Other sales involved third-party companies in mainland China, Hong Kong and Turkey, OFAC said, “all of whom were making payment on behalf of either Korea Samjin, Korea Zo-Ming, or unknown entities located in North Korea.” The agency added that the wire transfers were processed by U.S. correspondent banks or, in one case, initiated by a foreign branch of a U.S. bank.

Vietnam Beverage Company and its subsidiaries had no sanctions compliance programs or “policies concerned with U.S. sanctions in place at the time the conduct at issue occurred,” OFAC said.

After the subsidiaries shuffled their senior management in 2019, new leaders learned about the sales to North Korea and canceled all future dealings with the country and issued a “compliance directive prohibiting business with comprehensively sanctioned jurisdictions.”

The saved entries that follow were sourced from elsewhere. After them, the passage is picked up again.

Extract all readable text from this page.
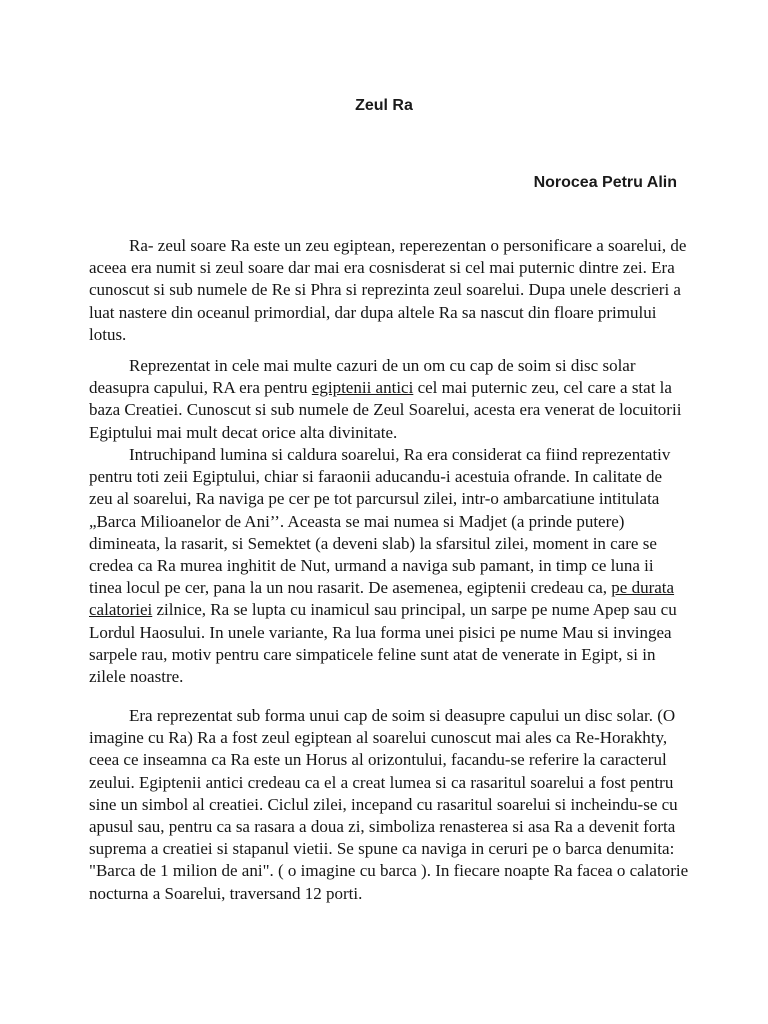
Zeul Ra
Norocea Petru Alin

Ra- zeul soare Ra este un zeu egiptean, reperezentan o personificare a soarelui, de aceea era numit si zeul soare dar mai era cosnisderat si cel mai puternic dintre zei. Era cunoscut si sub numele de Re si Phra si reprezinta zeul soarelui. Dupa unele descrieri a luat nastere din oceanul primordial, dar dupa altele Ra sa nascut din floare primului lotus.

Reprezentat in cele mai multe cazuri de un om cu cap de soim si disc solar deasupra capului, RA era pentru egiptenii antici cel mai puternic zeu, cel care a stat la baza Creatiei. Cunoscut si sub numele de Zeul Soarelui, acesta era venerat de locuitorii Egiptului mai mult decat orice alta divinitate.

Intruchipand lumina si caldura soarelui, Ra era considerat ca fiind reprezentativ pentru toti zeii Egiptului, chiar si faraonii aducandu-i acestuia ofrande. In calitate de zeu al soarelui, Ra naviga pe cer pe tot parcursul zilei, intr-o ambarcatiune intitulata „Barca Milioanelor de Ani’’. Aceasta se mai numea si Madjet (a prinde putere) dimineata, la rasarit, si Semektet (a deveni slab) la sfarsitul zilei, moment in care se credea ca Ra murea inghitit de Nut, urmand a naviga sub pamant, in timp ce luna ii tinea locul pe cer, pana la un nou rasarit. De asemenea, egiptenii credeau ca, pe durata calatoriei zilnice, Ra se lupta cu inamicul sau principal, un sarpe pe nume Apep sau cu Lordul Haosului. In unele variante, Ra lua forma unei pisici pe nume Mau si invingea sarpele rau, motiv pentru care simpaticele feline sunt atat de venerate in Egipt, si in zilele noastre.

Era reprezentat sub forma unui cap de soim si deasupre capului un disc solar. (O imagine cu Ra) Ra a fost zeul egiptean al soarelui cunoscut mai ales ca Re-Horakhty, ceea ce inseamna ca Ra este un Horus al orizontului, facandu-se referire la caracterul zeului. Egiptenii antici credeau ca el a creat lumea si ca rasaritul soarelui a fost pentru sine un simbol al creatiei. Ciclul zilei, incepand cu rasaritul soarelui si incheindu-se cu apusul sau, pentru ca sa rasara a doua zi, simboliza renasterea si asa Ra a devenit forta suprema a creatiei si stapanul vietii. Se spune ca naviga in ceruri pe o barca denumita: "Barca de 1 milion de ani". ( o imagine cu barca ). In fiecare noapte Ra facea o calatorie nocturna a Soarelui, traversand 12 porti.
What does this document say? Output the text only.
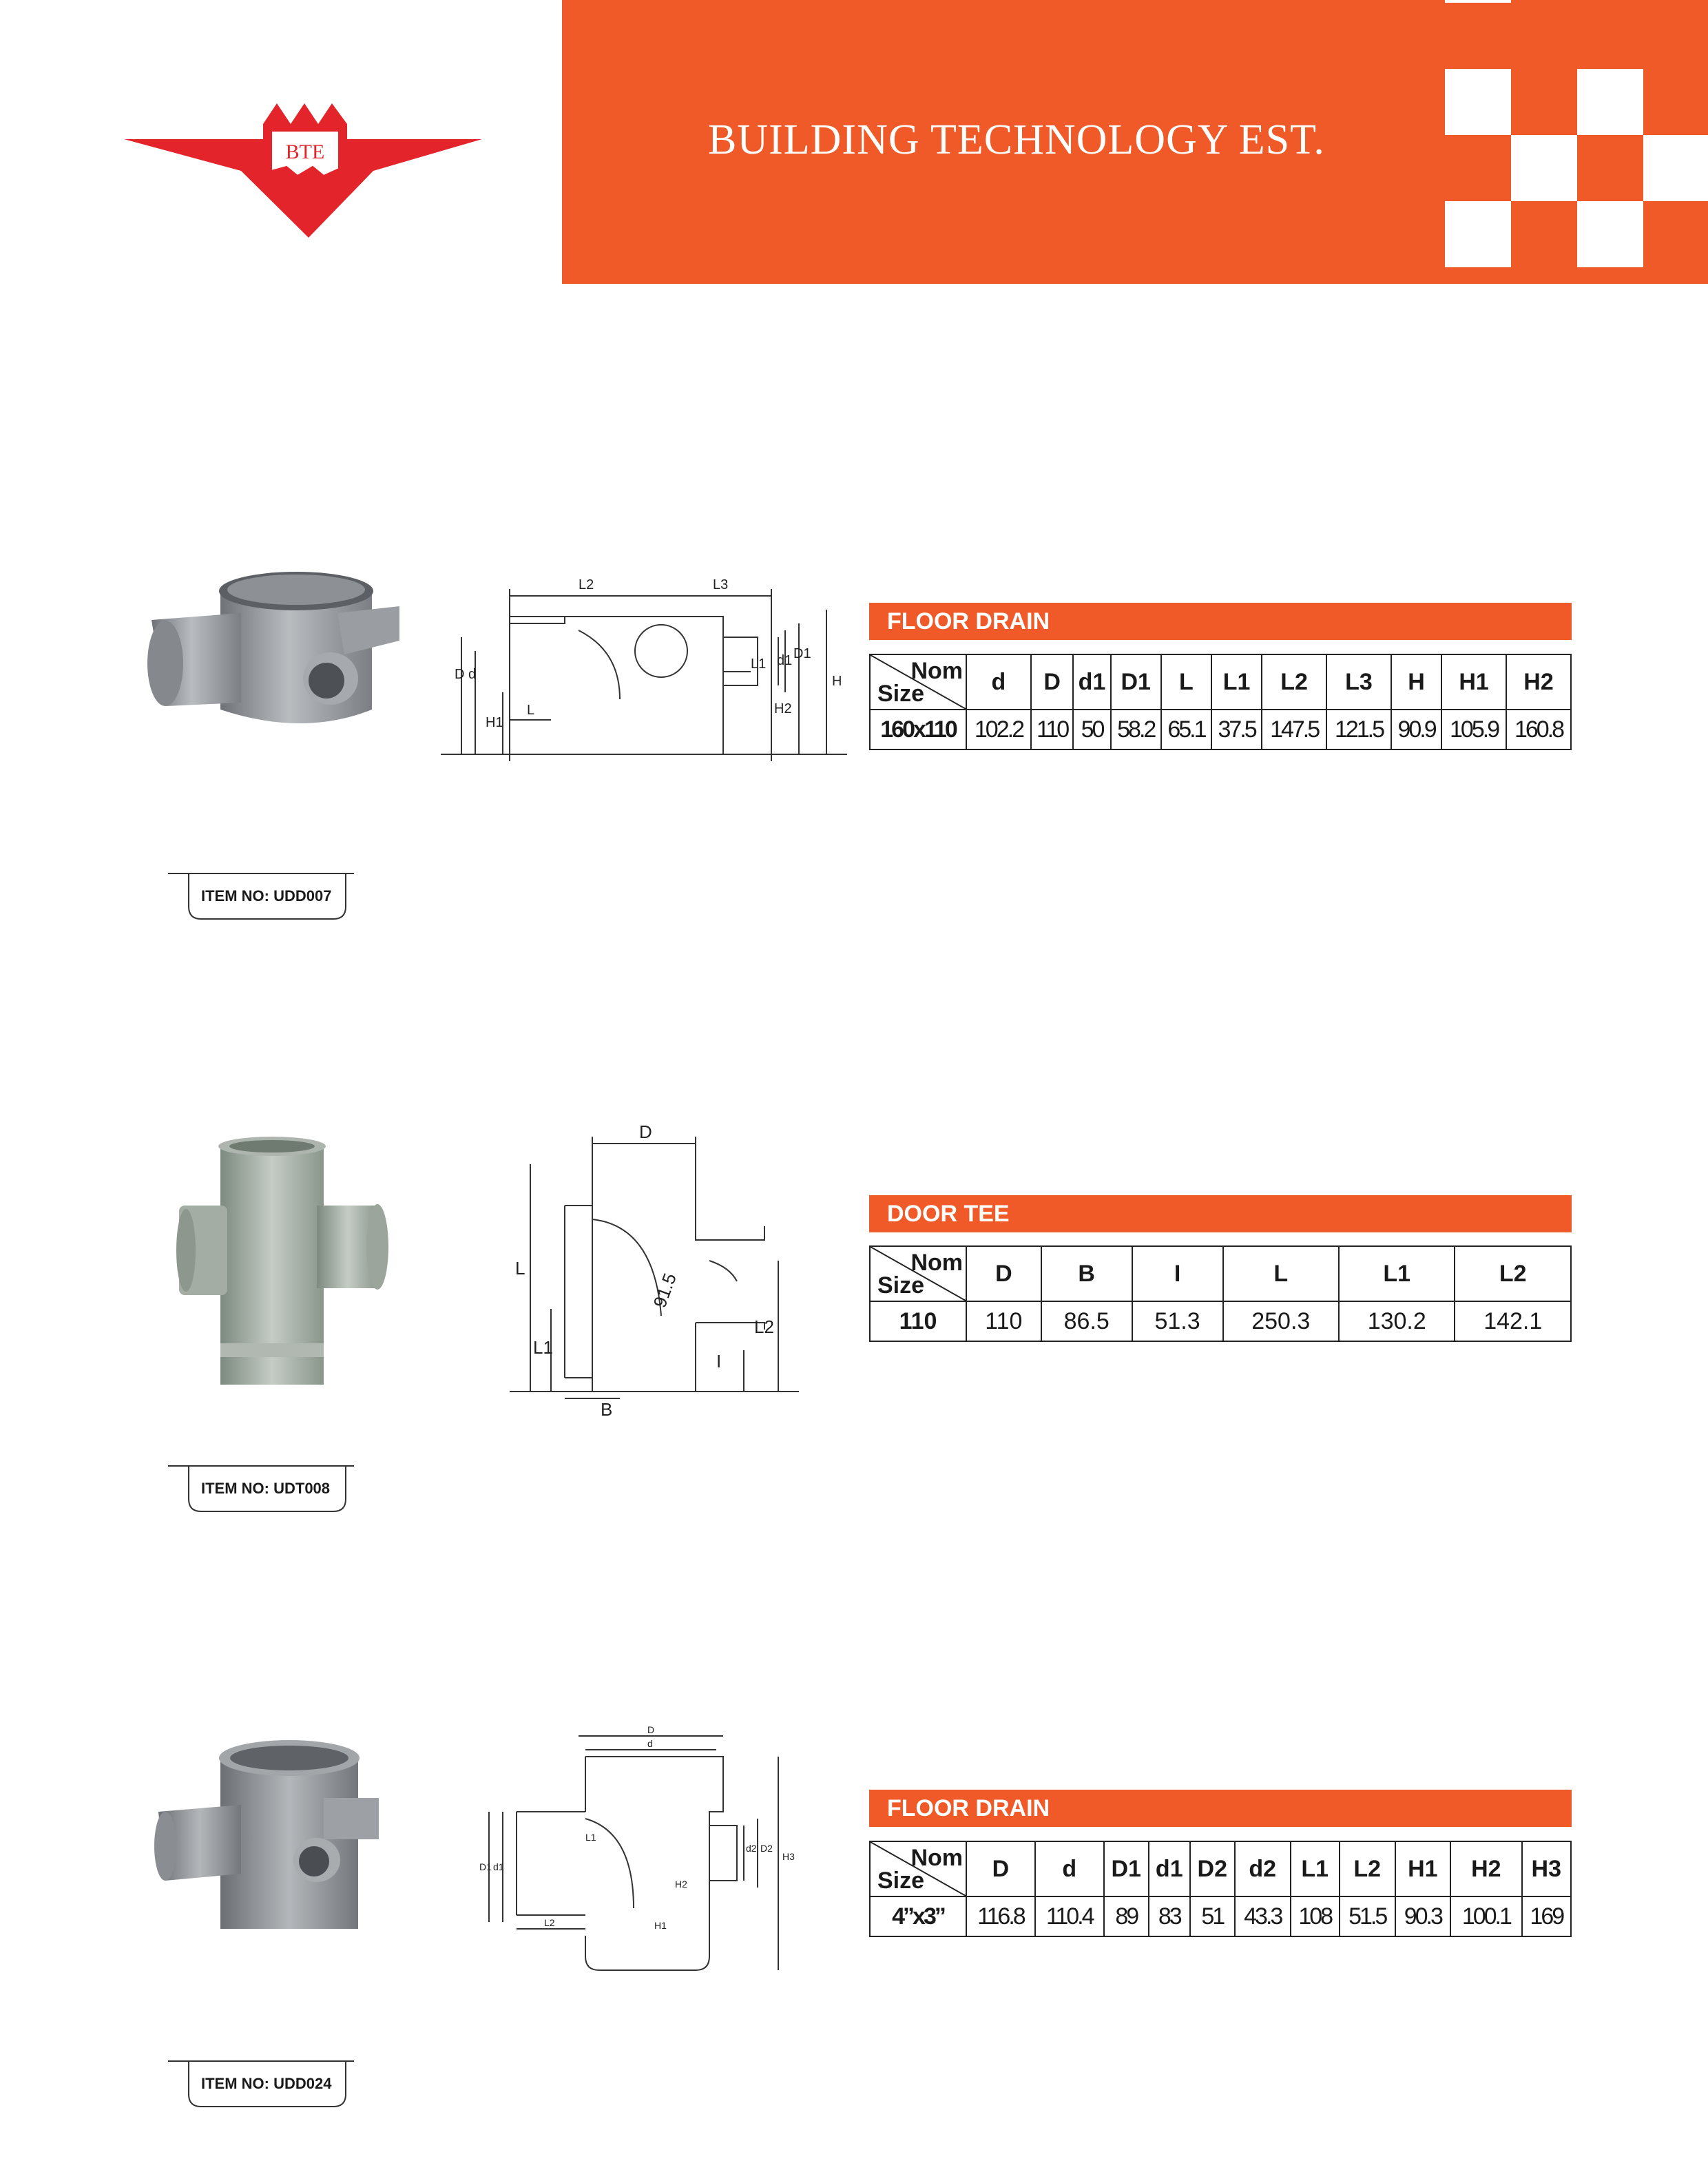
BUILDING TECHNOLOGY EST.
BTE
L2	L3
D d
H1
L
L1 d1 D1
H2
H
FLOOR DRAIN
Nom
Size	d	D	d1	D1	L	L1	L2	L3	H	H1	H2
160x110	102.2	110	50	58.2	65.1	37.5	147.5	121.5	90.9	105.9	160.8
ITEM NO: UDD007
D
L
L1
91.5
L2
I
B
DOOR TEE
Nom
Size	D	B	I	L	L1	L2
110	110	86.5	51.3	250.3	130.2	142.1
ITEM NO: UDT008
D
d
L1
L2	H1
H2
H3
d2 D2
D1 d1
FLOOR DRAIN
Nom
Size	D	d	D1	d1	D2	d2	L1	L2	H1	H2	H3
4”x3”	116.8	110.4	89	83	51	43.3	108	51.5	90.3	100.1	169
ITEM NO: UDD024
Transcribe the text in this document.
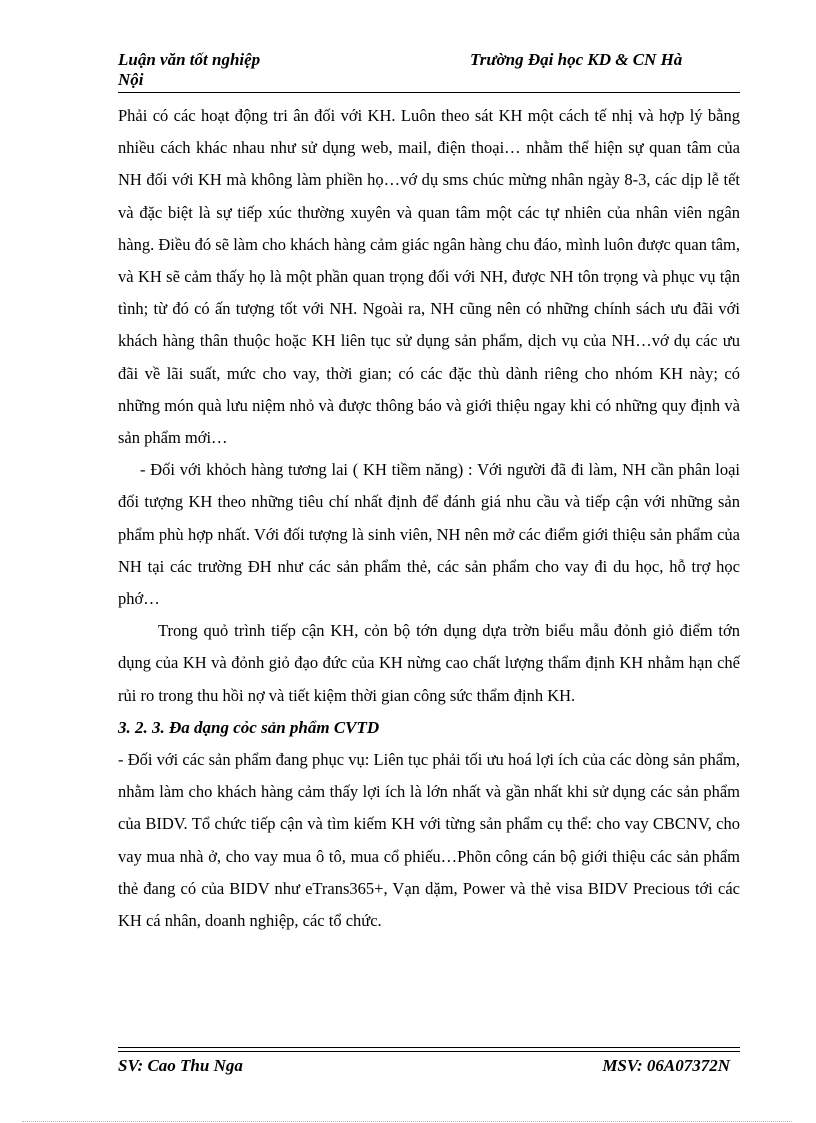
Luận văn tốt nghiệp
Nội
Trường Đại học KD & CN Hà

Phải có các hoạt động tri ân đối với KH. Luôn theo sát KH một cách tế nhị và hợp lý bằng nhiều cách khác nhau như sử dụng web, mail, điện thoại… nhằm thể hiện sự quan tâm của NH đối với KH mà không làm phiền họ…vớ dụ sms chúc mừng nhân ngày 8-3, các dịp lễ tết và đặc biệt là sự tiếp xúc thường xuyên và quan tâm một các tự nhiên của nhân viên ngân hàng. Điều đó sẽ làm cho khách hàng cảm giác ngân hàng chu đáo, mình luôn được quan tâm, và KH sẽ cảm thấy họ là một phần quan trọng đối với NH, được NH tôn trọng và phục vụ tận tình; từ đó có ấn tượng tốt với NH. Ngoài ra, NH cũng nên có những chính sách ưu đãi với khách hàng thân thuộc hoặc KH liên tục sử dụng sản phẩm, dịch vụ của NH…vớ dụ các ưu đãi về lãi suất, mức cho vay, thời gian; có các đặc thù dành riêng cho nhóm KH này; có những món quà lưu niệm nhỏ và được thông báo và giới thiệu ngay khi có những quy định và sản phẩm mới…

- Đối với khỏch hàng tương lai ( KH tiềm năng) : Với người đã đi làm, NH cần phân loại đối tượng KH theo những tiêu chí nhất định để đánh giá nhu cầu và tiếp cận với những sản phẩm phù hợp nhất. Với đối tượng là sinh viên, NH nên mở các điểm giới thiệu sản phẩm của NH tại các trường ĐH như các sản phẩm thẻ, các sản phẩm cho vay đi du học, hỗ trợ học phớ…

Trong quỏ trình tiếp cận KH, cỏn bộ tớn dụng dựa trờn biểu mẫu đỏnh giỏ điểm tớn dụng của KH và đỏnh giỏ đạo đức của KH nừng cao chất lượng thẩm định KH nhằm hạn chế rủi ro trong thu hồi nợ và tiết kiệm thời gian công sức thẩm định KH.

3. 2. 3. Đa dạng cỏc sản phẩm CVTD

- Đối với các sản phẩm đang phục vụ: Liên tục phải tối ưu hoá lợi ích của các dòng sản phẩm, nhằm làm cho khách hàng cảm thấy lợi ích là lớn nhất và gần nhất khi sử dụng các sản phẩm của BIDV. Tổ chức tiếp cận và tìm kiếm KH với từng sản phẩm cụ thể: cho vay CBCNV, cho vay mua nhà ở, cho vay mua ô tô, mua cổ phiếu…Phõn công cán bộ giới thiệu các sản phẩm thẻ đang có của BIDV như eTrans365+, Vạn dặm, Power và thẻ visa BIDV Precious tới các KH cá nhân, doanh nghiệp, các tổ chức.

SV: Cao Thu Nga	MSV: 06A07372N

This directive required the company to carry out due diligence on all new and renewing customers, including by screening them against sanctions lists, and the company hired an outside firm to conduct background checks on its customers. OFAC also noted that Vietnam Beverage Company submitted a letter to the agency “providing additional information” about the sales.

OFAC said it could have imposed a maximum civil penalty of about $15.8 million against Vietnam Beverage Company but decided on a lower amount after taking into account several mitigating factors, including the fact that the company hadn’t received a penalty notice from OFAC in the previous five years. The company also “provided substantial cooperation” to OFAC’s investigation and “undertook significant remedial measures” on “its own initiative.”

The agency also pointed to aggravating factors. Including the fact that the company’s subsidiaries “failed to exercise due caution or care” when they invoiced customers in U.S. dollars and received payments processed by U.S. banks for sales to North Korea. OFAC also said the company’s senior management either knew or had reason to know the company was receiving payments from North Korean companies through U.S. banks, and said the sales harmed U.S. foreign policy objectives against North Korea.